Hal penting yang perlu diperhatikan adalah leasing ini berbeda dengan beli-sewa. Leasing memberikan pilihan untuk membeli atau melanjutkan sewa, sedangkan beli-sewa mempunyai perjanjian yang memperbolehkan kreditur untuk menarik lagi objek sewa jika debitur tidak mampu menyelesaikan angsurannya.
4. Tukar Keahlian
Untuk pilihan yang satu ini, Anda mungkin perlu punya kemampuan tertentu. Hal ini biasa dilakukan antara para pengembang dengan para pemilik tanah, atau para pemodal dengan para pengembang.
Jika Anda memiliki kemampuan sebagai pemborong, maka dapat dengan mudah menukar kemampuan Anda dengan penjual yang ingin membangun kembali tempat tinggalnya di tempat lain. Namun bagi yang berprofesi lain, Anda perlu cari tahu terlebih dahulu kemampuan yang dibutuhkan oleh penjual.
5. Ambil Alih
Ambil alih atau take over merupakan salah satu cara untuk memiliki properti tanpa uang muka. Anda dapat mencari debitur yang sudah tidak sanggup untuk meneruskan angsurannya. Anda juga bisa menghubungi lembaga keuangan tertentu yang berperan sebagai kreditur di bidang properti.
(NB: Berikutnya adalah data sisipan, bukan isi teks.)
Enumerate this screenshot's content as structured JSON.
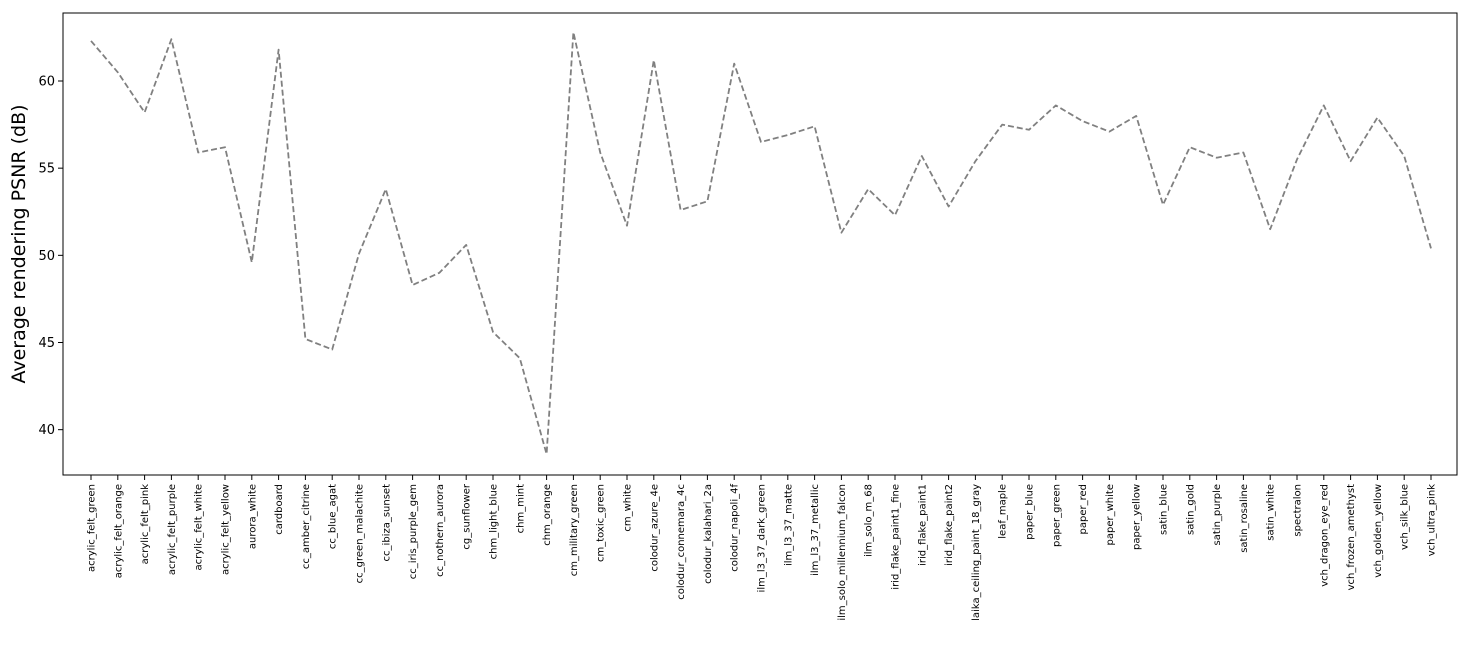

Hal yang perlu diperhatikan ketika akan melakukan take over adalah periksa secara cermat perjanjian antara debitur dan kreditur dari properti tersebut. Pemeriksaan semacam ini diperlukan karena beberapa bentuk pinjaman memiliki syarat khusus yang melarang dilakukannya transaksi ambil alih.
6. Lakukan Kemitraan
Jika Anda memiliki sebuah ide besar mengenai investasi ini namun tidak memiliki cukup dana sebagai uang muka, cobalah untuk bermitra dengan para pemodal. Maksudnya, mereka dapat memberikan Anda modal sebagai ganti dari tenaga Anda untuk mengelola properti tersebut.
Harus dicatat, buatlah kontrak mengenai kewajiban dari masing-masing pihak dengan jelas. Selain itu, buat juga bagaimana keuntungan dari investasi tersebut dibagikan. Jika mitra Anda benar-benar hanya sebagai penyokong dana, maka Anda perlu memantau secara harian aspek manajemen dari investasi tersebut.
Dari berbagai opsi yang tersedia di atas, pilihlah cara yang menurut Anda paling sesuai dengan kondisi keuangan dan kemampuan saat ini. Bila dimungkinkan, lakukan berbagai variasi dari opsi-opsi tersebut, seperti melakukan take over untuk sebuah properti sekaligus melakukan kemitraan dari properti tersebut, atau lainnya.